Notational Conventions

As with the main CloudEvents specification, the key words "MUST", "MUST NOT", "REQUIRED", "SHALL", "SHALL NOT", "SHOULD", "SHOULD NOT", "RECOMMENDED", "MAY", and "OPTIONAL" in this document are to be interpreted as described in RFC 2119.

However, the scope of these key words is limited to when this extension is used. For example, an attribute being marked as "REQUIRED" does not mean it needs to be in all CloudEvents, rather it needs to be included only when this extension is being used.

Attributes

recordedtime

  • Type: Timestamp
  • Description: Timestamp of when the occurrence was recorded in this CloudEvent, i.e. when the CloudEvent was created by a producer.
  • Constraints:
    • REQUIRED
    • If present, MUST adhere to the format specified in RFC 3339
    • SHOULD be equal to or later than the occurrence time.

Usage

When this extension is used, producers MUST set the value of the recordedtime attribute to the timestamp of when they create the owning CloudEvent.

If the same occurrence MUST be recorded differently, or the event data or attributes of a previous record of the occurrence MUST be amended or redacted, then the new CloudEvent with the necessary changes SHOULD have a different recordedtime attribute value than the previous record of the occurrence.

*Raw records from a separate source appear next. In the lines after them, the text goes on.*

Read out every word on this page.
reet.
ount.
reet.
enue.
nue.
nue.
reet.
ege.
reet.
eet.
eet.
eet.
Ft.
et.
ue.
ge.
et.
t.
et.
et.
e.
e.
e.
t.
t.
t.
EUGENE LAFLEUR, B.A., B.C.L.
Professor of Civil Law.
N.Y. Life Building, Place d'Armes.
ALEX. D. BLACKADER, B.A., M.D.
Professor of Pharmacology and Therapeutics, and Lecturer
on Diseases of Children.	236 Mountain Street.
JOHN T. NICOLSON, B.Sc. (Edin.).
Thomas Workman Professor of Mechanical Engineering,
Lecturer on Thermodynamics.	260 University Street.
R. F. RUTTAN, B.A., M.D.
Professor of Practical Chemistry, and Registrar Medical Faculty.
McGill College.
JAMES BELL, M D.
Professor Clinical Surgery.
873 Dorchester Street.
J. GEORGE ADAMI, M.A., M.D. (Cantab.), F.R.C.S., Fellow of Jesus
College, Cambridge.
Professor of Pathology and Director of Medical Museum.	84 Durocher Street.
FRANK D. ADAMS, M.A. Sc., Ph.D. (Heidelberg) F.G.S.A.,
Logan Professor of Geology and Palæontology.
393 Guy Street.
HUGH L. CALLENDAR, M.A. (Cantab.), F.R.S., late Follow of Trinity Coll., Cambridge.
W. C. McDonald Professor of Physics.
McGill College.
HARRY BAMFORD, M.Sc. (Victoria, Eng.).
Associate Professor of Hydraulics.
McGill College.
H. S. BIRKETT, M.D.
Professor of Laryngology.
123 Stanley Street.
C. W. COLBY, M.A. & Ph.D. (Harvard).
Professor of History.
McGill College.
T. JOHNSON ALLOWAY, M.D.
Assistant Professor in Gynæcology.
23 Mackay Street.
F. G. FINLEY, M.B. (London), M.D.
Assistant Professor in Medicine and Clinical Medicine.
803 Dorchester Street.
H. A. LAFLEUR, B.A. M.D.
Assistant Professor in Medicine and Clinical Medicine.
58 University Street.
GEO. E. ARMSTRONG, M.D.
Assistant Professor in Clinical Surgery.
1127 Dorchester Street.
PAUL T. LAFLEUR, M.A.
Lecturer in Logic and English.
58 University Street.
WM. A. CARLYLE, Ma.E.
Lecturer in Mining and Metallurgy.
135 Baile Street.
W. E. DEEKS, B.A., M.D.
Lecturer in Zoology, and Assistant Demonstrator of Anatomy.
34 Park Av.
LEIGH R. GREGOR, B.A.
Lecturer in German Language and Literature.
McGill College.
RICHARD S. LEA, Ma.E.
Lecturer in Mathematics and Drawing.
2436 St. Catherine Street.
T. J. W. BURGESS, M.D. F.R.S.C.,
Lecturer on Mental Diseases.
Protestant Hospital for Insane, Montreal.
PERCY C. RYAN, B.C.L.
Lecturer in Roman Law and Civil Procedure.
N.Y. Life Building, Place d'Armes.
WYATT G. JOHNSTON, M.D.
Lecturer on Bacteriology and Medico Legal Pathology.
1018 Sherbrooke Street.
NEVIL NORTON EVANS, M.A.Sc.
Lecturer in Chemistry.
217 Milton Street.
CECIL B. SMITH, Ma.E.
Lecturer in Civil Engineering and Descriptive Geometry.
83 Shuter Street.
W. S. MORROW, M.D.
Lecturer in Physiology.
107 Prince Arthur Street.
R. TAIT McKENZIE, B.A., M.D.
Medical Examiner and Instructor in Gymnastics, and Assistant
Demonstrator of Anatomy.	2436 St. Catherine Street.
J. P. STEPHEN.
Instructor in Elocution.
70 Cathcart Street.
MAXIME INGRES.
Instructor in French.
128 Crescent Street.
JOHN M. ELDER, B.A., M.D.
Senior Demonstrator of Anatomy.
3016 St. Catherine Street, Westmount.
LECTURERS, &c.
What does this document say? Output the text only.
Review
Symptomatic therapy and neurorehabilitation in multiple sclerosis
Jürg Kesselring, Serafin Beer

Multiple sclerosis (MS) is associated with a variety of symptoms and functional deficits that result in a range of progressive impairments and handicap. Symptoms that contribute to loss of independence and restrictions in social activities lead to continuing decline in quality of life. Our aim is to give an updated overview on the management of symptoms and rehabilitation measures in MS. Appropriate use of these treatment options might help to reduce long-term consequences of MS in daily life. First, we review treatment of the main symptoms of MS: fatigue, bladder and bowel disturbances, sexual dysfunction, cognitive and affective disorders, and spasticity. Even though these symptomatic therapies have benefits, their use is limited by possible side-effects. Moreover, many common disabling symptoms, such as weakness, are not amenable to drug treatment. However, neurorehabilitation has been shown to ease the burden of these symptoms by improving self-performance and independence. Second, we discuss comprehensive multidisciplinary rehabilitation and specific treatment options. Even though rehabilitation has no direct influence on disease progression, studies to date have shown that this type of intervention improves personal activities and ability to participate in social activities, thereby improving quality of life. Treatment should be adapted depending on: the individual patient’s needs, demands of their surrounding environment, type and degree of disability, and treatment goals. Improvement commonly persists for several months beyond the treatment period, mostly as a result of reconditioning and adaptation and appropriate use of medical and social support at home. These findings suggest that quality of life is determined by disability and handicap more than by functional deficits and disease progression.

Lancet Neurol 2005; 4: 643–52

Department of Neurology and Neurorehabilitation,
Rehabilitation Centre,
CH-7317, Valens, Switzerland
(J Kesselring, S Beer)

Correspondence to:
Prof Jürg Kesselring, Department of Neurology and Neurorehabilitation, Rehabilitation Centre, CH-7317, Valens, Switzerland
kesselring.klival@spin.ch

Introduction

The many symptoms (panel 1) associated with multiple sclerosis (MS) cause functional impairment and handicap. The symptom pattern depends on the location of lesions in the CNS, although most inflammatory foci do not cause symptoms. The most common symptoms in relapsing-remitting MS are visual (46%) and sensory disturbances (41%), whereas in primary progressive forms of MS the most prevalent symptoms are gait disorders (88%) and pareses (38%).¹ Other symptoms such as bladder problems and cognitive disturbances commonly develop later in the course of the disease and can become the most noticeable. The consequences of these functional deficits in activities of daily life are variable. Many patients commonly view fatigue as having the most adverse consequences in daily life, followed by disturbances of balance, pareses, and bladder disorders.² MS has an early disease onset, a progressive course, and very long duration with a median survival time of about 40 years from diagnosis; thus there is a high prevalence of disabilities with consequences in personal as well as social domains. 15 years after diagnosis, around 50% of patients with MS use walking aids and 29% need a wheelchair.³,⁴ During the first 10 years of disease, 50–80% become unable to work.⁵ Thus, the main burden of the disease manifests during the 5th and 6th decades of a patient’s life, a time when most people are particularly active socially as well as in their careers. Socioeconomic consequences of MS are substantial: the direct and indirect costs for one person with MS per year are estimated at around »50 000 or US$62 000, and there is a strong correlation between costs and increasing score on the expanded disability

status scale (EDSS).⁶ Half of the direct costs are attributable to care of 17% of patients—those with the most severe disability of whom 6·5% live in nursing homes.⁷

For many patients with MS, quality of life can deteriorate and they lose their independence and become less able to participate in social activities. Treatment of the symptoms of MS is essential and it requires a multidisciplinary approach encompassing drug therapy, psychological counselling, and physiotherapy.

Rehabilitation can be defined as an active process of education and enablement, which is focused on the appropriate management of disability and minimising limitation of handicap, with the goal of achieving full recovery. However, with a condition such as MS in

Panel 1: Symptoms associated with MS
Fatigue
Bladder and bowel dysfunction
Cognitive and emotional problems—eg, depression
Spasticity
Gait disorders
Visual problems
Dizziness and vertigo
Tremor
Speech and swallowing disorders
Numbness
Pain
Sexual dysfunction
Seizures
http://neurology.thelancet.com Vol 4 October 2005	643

Intermediaries MUST NOT change the value of the recordedtime attribute.

Use cases

Examples of when an occurrence might need to be recorded differently are:

  • When incompatible changes to the event data schema are made, and there are systems that can only process the new schema.
  • When a previous record contains incorrect information.
  • When a previous record contains personal information that can no longer be kept because of regulatory or statutory reasons and needs to be redacted.

Having bitemporal data makes it easier to get reproducible datasets for analytics and data science, as the datasets can be created by placing constraints on both the time and recordedtime attributes of events.

Knowing when an occurrence was recorded in a particular event also makes it possible to determine latency between event producers and consumers. It also makes it possible to do operations which are sensitive to the time when an event was recorded, such as capturing events into time-intervalled files.

The recorded time also makes it easier to differentiate different records of the same occurrence in analytical data stores.